帯状皮質って中間管理職なのか

帯状皮質(帯状回)について調べた事柄を本の形式で提示していきます。

帯状皮質って中間管理職なのか (6)後帯状皮質 3)後帯状皮質の機能 3-5)個人的「意図」

帯状皮質って中間管理職なのか
(6)後帯状皮質
3)後帯状皮質の機能
3-5)個人的「意図」
参照)「5-2)前帯状皮質」:「16)社会的意図(他者の意図)と第六感」
◎個人的意図の課題で活性化する脳領域は、「後帯状皮質」、楔前部、「右下頭頂小葉」(縁上回と角回)、である。
注)「個人的意図」の課題とは、心の理論課題の内で、一人の登場人物の行動から、その人の意図を読み取る課題である。意図とは、行動の背後にある気持ち、動機である。
◎心的状態を推測する課題で、上側頭溝、下頭頂葉、前帯状皮質前頭前野内側部、前頭眼窩部、扁桃体がネットワーク化して活性化する。
参考)「社会的意図」の課題で活性化する脳領域は、楔前部、左右下頭頂小葉(縁上回と角回)、「前帯状皮質」、「内側前頭前野」、である。
疑問)個人的意図では、後帯状皮質が活性化し、社会的意図では、前帯状皮質が活性化するが、何が異なるのだろうか。
解)「個人的記憶(エピソード記憶)」情報を「後帯状皮質」が扱う。「社会性」を担うのは「前頭前野」であることと関係があるのだろうか。
◎「下頭頂小葉」には、脳の様々な部位から情報が集まって、そこでその集まった「異種の感覚情報の統合」を行う。体性感覚、視覚などの五感のみならず、「記憶や言語とも統合」されて、「概念形成」も行う。

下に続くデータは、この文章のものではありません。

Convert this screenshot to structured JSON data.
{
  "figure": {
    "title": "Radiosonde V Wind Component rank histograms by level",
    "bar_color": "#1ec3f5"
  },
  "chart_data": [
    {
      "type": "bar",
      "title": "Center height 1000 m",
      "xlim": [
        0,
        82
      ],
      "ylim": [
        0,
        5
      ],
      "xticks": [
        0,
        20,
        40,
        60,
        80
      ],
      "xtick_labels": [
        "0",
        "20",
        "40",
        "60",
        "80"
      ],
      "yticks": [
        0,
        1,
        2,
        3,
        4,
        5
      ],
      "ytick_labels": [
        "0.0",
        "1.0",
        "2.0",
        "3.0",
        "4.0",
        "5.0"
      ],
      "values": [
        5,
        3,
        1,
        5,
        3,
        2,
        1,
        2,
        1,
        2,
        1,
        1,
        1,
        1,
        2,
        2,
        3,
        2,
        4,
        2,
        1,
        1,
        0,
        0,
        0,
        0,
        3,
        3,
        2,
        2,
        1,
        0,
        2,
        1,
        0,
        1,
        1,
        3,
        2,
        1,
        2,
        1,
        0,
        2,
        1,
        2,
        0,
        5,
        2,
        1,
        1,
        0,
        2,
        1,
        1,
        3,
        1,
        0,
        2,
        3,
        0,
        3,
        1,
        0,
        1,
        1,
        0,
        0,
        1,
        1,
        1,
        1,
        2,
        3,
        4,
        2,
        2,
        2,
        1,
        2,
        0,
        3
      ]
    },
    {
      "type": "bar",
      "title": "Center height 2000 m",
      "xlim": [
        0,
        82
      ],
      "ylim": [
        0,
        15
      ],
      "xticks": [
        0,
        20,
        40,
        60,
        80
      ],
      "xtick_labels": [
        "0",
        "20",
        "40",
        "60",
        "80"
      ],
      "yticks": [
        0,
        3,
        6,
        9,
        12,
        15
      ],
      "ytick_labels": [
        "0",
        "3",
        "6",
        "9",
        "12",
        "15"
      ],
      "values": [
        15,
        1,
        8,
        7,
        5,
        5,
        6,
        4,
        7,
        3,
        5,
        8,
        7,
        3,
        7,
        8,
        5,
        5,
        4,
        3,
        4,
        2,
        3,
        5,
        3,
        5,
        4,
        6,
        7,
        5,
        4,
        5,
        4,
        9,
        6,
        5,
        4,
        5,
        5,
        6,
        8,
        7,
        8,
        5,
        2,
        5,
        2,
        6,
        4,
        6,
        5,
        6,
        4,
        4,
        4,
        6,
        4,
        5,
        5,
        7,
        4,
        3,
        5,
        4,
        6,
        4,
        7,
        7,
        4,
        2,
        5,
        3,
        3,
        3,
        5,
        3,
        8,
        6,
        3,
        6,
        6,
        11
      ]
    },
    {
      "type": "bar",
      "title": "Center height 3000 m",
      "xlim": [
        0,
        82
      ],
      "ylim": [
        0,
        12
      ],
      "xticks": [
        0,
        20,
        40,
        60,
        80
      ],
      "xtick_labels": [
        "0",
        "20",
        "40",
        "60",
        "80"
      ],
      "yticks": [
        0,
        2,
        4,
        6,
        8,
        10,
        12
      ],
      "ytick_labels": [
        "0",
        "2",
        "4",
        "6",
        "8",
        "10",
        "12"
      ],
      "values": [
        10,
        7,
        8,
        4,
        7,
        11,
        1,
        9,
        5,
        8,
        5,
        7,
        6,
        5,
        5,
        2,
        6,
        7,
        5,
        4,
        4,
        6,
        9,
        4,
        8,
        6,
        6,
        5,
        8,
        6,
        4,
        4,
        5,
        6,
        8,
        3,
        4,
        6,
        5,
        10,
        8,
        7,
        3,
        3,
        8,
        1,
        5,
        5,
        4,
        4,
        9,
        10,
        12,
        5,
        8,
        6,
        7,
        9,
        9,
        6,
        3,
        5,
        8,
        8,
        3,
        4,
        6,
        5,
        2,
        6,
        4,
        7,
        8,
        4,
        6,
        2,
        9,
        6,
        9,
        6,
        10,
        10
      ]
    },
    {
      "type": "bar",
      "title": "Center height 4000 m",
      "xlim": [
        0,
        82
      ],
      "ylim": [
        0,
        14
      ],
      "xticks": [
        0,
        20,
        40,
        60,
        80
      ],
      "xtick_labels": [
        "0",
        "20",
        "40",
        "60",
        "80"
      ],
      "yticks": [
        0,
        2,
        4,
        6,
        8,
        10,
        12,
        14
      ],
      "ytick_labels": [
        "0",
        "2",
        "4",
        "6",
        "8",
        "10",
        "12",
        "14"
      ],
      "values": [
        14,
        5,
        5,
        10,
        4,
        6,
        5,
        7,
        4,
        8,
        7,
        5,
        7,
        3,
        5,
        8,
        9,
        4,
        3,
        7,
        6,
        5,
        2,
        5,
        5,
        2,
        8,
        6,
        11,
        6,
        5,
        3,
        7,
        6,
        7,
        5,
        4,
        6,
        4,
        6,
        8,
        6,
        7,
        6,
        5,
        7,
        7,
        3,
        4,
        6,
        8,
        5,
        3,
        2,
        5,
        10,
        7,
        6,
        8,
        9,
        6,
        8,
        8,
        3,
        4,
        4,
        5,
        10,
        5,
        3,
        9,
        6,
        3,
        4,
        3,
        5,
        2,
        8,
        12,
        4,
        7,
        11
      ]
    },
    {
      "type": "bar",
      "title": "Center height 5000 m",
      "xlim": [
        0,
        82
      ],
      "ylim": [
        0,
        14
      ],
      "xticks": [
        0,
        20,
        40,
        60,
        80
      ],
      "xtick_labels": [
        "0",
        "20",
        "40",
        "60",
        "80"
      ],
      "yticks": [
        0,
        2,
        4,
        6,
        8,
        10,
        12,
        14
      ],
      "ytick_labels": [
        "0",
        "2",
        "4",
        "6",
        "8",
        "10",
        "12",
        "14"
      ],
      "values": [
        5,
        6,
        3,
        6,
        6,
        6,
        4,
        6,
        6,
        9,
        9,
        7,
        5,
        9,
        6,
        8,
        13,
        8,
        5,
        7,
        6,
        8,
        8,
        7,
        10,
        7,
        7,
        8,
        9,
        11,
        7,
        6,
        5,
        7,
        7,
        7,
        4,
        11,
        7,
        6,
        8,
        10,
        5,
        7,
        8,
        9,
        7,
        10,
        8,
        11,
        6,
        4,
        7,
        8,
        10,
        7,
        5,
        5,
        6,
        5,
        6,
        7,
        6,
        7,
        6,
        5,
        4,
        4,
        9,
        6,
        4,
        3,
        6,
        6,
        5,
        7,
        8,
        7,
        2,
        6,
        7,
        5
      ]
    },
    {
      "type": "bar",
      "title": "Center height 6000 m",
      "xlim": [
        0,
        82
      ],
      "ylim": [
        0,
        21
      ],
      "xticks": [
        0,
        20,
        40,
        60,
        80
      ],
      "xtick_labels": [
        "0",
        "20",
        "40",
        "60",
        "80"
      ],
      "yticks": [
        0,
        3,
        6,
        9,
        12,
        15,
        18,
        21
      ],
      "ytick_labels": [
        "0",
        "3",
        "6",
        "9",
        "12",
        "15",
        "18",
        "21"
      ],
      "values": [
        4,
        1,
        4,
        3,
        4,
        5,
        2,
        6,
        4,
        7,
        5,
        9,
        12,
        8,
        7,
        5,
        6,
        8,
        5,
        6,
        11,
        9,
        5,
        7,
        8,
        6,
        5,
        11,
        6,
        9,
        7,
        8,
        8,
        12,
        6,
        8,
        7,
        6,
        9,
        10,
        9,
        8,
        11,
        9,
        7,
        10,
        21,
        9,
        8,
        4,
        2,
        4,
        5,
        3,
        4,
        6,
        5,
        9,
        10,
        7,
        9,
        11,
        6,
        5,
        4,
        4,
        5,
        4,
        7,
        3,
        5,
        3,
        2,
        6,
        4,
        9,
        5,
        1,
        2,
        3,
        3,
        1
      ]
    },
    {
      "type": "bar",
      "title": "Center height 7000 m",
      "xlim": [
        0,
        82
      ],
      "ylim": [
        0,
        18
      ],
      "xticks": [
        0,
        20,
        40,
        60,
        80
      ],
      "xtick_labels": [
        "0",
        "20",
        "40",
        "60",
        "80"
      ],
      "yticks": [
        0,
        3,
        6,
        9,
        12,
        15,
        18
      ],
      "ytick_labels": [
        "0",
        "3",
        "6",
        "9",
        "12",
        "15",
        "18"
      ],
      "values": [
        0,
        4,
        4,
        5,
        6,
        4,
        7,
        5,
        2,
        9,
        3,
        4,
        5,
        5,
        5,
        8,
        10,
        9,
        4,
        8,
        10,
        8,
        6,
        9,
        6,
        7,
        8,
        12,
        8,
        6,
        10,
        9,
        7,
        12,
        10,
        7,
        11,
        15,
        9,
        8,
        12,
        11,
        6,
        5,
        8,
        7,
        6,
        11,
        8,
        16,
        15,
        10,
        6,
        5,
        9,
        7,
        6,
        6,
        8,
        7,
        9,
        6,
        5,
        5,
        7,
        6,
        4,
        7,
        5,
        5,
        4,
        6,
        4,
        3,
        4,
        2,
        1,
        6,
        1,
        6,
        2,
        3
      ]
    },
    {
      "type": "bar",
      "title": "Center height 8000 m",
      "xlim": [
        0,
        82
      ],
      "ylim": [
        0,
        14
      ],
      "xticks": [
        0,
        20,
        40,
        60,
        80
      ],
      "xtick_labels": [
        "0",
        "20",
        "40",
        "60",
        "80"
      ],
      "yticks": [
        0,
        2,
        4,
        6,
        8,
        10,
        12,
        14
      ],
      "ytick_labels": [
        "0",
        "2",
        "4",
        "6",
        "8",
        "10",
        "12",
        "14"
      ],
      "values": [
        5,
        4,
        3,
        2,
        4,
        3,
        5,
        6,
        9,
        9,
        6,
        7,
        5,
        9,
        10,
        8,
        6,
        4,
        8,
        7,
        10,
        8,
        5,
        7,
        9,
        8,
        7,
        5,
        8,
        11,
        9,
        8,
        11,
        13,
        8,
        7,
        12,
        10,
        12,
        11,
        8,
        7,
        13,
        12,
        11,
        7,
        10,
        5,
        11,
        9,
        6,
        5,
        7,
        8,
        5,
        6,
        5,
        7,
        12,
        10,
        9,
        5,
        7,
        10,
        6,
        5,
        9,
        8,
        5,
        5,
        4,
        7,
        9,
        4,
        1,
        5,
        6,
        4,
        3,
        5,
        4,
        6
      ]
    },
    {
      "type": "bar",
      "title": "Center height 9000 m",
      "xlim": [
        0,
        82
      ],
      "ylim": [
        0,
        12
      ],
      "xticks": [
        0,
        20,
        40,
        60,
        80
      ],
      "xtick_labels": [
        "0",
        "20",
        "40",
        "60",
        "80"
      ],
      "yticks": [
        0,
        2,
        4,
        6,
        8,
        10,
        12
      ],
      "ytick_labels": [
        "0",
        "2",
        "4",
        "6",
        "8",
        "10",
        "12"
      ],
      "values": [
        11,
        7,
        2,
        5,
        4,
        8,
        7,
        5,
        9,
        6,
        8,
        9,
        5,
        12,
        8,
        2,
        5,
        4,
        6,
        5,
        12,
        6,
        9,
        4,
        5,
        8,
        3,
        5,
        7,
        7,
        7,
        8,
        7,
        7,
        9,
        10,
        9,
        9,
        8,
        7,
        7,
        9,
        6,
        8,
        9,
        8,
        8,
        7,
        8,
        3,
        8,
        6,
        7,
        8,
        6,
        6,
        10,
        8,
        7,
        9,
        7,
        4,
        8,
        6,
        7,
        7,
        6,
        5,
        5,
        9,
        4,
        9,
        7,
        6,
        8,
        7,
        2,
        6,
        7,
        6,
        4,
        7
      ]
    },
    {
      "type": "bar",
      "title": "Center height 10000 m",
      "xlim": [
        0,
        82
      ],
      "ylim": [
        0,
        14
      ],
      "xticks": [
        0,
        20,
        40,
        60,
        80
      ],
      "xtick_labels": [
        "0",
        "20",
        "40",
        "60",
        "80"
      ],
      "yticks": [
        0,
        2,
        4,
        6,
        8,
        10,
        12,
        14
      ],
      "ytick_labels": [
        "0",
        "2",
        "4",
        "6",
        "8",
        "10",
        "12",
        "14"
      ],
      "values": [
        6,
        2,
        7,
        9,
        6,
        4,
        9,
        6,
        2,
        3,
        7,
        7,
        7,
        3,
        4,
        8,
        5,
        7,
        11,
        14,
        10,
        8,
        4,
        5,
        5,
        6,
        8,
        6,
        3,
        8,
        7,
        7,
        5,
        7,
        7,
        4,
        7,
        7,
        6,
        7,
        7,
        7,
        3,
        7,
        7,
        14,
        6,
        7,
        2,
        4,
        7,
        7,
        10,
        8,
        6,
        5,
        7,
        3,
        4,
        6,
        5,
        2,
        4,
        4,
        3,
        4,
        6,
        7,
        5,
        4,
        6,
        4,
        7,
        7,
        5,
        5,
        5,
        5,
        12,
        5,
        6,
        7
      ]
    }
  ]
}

この領域は、個人的意図でも社会的意図でも活性化する。とすれば、この脳領域は、「意図」に関わると言える。
◎角回(39野:下頭頂小葉に属す)は、視覚性(文字)言語を聴覚性(音声)言語に変換する。ブローカ野、ウェルニッケ野が、人の言語活動の中で主として会話時に機能する部位とすれば、左角回は、読み書きに関する機能を持っている。
ウェルニッケ野(22野後部)は、話し「言葉を聞いて理解」するための機能である。言葉を聞いて理解するには左脳にあるウェルニッケ野(感覚性言語野)を使う。ウェルニッケ野は、自分の「頭の中の考え」を「言葉として組み立てる」時にも働く。話し言葉の元となる文章の構成を行い、弓状束(神経経路)を経由してブローカ野(言葉を発する機能)に伝達される。話すときはこのブローカ野(運動性の言語野)を主に使う。
注)22野:上側頭回(聴覚性言語野)(聴覚連合野)(ウェルニッケ野:左上側頭回後部)。前頭葉後下部(44野45野):運動性言語中枢(ブローカ野)。
参考)「内部モデル」(脳内モデル)とは、脳の外に存在するある対象の仕組み(入出力特性)をまねることができる「脳内神経回路」をいう。つまり、外界のある物のまねをする、シミュレーションする、脳内神経回路モデルである。一旦完成すれば、以降はそのモデルをなぞればよい。この内部モデルは、身体活動のみならず、意図、計画、思考方法、暗算、言語活動などなど、様々な習慣的言動に適応できる。内部モデルが所在する「小脳」の系統発生的に新しい部位は、運動制御ではなく、運動の想像、計画、更には、高次認知機能、例えば、パターン認識、心的操作、視覚的注意、視覚運動認知、言語、暗算、思考、イメージトレーニング、注意の移動、言語的記憶などに重要な働きをする。
注)入出力特性とは、システム全体またはシステム内の各構成要素における入力から出力までの変換特性をいう。小脳は、この内部モデル(例えば自転車乗り、言語習得)を無数に形成する。